Assessing Potential COVID Drug Targets

SARS-CoV-2 (indicated by nucleocapsid, red) efficiently infects wild-type human gut organoids (left), while TMPRSS2-deficient organoids are completely virus-free (right). Nuclei are gray, phalloidin (green) visualizes actin filaments. Credit: Joep Beumer, copyright Hubrecht Institute

Researchers from the group of Hans Clevers, in collaboration with the group of Bart Haagmans (Erasmus MC), have set up an organoid biobank to search for the genes that are essential for the spread of a SARS-CoV2 infection. Their study, published in Nature Communications on September 17, 2021, highlights the usefulness of organoids for basic research on coronaviruses, as well as highlighting potential drug targets.

Organoids are small 3D structures grown from stem cells that mimic organ function. Researchers have previously succeeded in developing organoid models for various organs, including the gut, lung, uterus and even the snake venom gland. The organoids have been shown to be useful for diagnostic purposes, predicting therapy responses in patients, and unraveling mysteries about the development of tissues and rare cell types.

Host Factors

Researchers can add levels of complexity to the organoid cultures for specific purposes. For example, they can add immune cells to tumor organoids to study the efficacy of therapy, or inject pathogens into organoids to model their effect on the cells. The latter approach has recently been used to model coronavirus infections in human cells. One of the key questions about the coronavirus — and viruses in general — is what factors it uses to invade and replicate human cells. These so-called host factors may be attractive targets for drugs to influence viral replication and spread.

Biobank of gut organoids

To learn more about the host factors that are specifically important for the replication and spread of coronaviruses, the groups of Hans Clevers and Bart Haagmans developed a biobank of mutated gut organoids. This means that the organoids, which mimic the biology of the gut, contain several mutations in the host factors previously discovered to be relevant to coronaviruses. These mutations cause changes in the activity of the host factors.

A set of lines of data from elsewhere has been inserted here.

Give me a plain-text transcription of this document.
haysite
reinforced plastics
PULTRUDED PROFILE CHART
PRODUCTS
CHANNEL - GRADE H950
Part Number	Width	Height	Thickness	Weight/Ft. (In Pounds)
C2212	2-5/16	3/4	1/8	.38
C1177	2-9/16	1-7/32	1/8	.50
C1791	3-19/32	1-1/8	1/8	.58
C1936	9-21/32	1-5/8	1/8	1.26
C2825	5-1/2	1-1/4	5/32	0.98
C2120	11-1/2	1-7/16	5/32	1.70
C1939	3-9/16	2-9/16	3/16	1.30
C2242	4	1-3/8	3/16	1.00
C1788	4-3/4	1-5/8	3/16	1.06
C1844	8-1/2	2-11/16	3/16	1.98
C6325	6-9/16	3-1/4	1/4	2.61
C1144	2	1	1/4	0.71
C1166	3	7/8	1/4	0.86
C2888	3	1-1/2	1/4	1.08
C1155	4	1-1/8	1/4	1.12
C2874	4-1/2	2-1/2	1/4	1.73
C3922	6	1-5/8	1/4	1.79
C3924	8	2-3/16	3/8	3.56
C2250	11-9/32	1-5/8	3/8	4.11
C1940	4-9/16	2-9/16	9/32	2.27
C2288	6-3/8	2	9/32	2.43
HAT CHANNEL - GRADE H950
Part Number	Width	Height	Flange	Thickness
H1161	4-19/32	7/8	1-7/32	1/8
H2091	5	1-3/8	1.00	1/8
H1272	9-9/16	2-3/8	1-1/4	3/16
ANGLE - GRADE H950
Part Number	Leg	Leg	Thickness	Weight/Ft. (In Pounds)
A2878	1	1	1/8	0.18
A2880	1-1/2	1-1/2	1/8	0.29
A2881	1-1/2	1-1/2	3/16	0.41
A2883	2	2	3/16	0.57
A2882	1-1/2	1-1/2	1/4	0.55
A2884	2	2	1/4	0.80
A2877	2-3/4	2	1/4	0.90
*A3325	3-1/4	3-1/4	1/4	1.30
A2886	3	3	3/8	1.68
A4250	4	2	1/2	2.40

TMPRSS2 as a therapeutic target

Therefore, the researchers injected the mutated organoids with SARS-CoV-2 – the virus responsible for COVID-19 – to study the effect of the mutations on the replication and spread of the virus. They identified, among other things, the gene TMPRSS2 involved in this process: organoids with non-functioning TMPRSS2 showed reduced replication and spread of the virus. This gene may therefore be an attractive therapeutic target for this coronavirus. Specific inhibitors for TMPRSS2 have recently been developed.

Relevance of human models

Previously, studies used animal cell lines (most importantly, from the African green monkey) to identify therapeutic targets for the coronavirus. These cell lines are easy to work with, but do not fully represent the biology of human cells targeted by SARS-CoV-2. This is illustrated by the antimalarial drug Chloroquine, which has been shown to be effective against SARS-CoV-2 infection in these cell lines, but has not been shown to be effective in clinical trials with patients. This indicates that the cell lines cannot adequately predict the effectiveness of therapies in humans. When repeating the Chloroquine experiments with the mutant organoids instead of previously used cell lines, the research groups saw no therapeutic effect. In other words, the results in organoids were comparable to results in clinical trials, suggesting that — compared to animal cell lines — the organoids may be better suited to predict the effectiveness of therapies in humans.

Future Viruses

With their study, published in Nature Communications, the groups of Hans Clevers and Bart Haagmans underline the relevance of organoids for research into coronaviruses. In addition, they identify TMPSS2 as a potential therapeutic target for SARS-CoV2. Their newly developed biobank could also help screen future emerging viruses to quickly identify therapeutic targets.

Reference: “A CRISPR/Cas9 genetically engineered organoid biobank reveals essential host factors for coronaviruses” by Joep Beumer, Maarten H. Geurts, Mart M. Lamers, Jens Puschhof, Jingshu Zhang, Jelte van der Vaart, Anna Z. Mykytyn, Tim I Breugem, Samra Riesebosch, Debby Schipper, Petra B. van den Doel, Wim de Lau, Cayetano Pleguezuelos-Manzano, Georg Busslinger, Bart L. Haagmans and Hans Clevers, 17 September 2021, Nature Communications (2021).

Hans Clevers is principal investigator at the Hubrecht Institute and the Princess Máxima Center for Pediatric Oncology, professor of Molecular Genetics at UMC Utrecht and Utrecht University, and Oncode Investigator.

Bart Haagmans is principal investigator at the Viroscience department of the Erasmus MC University Medical Center Rotterdam.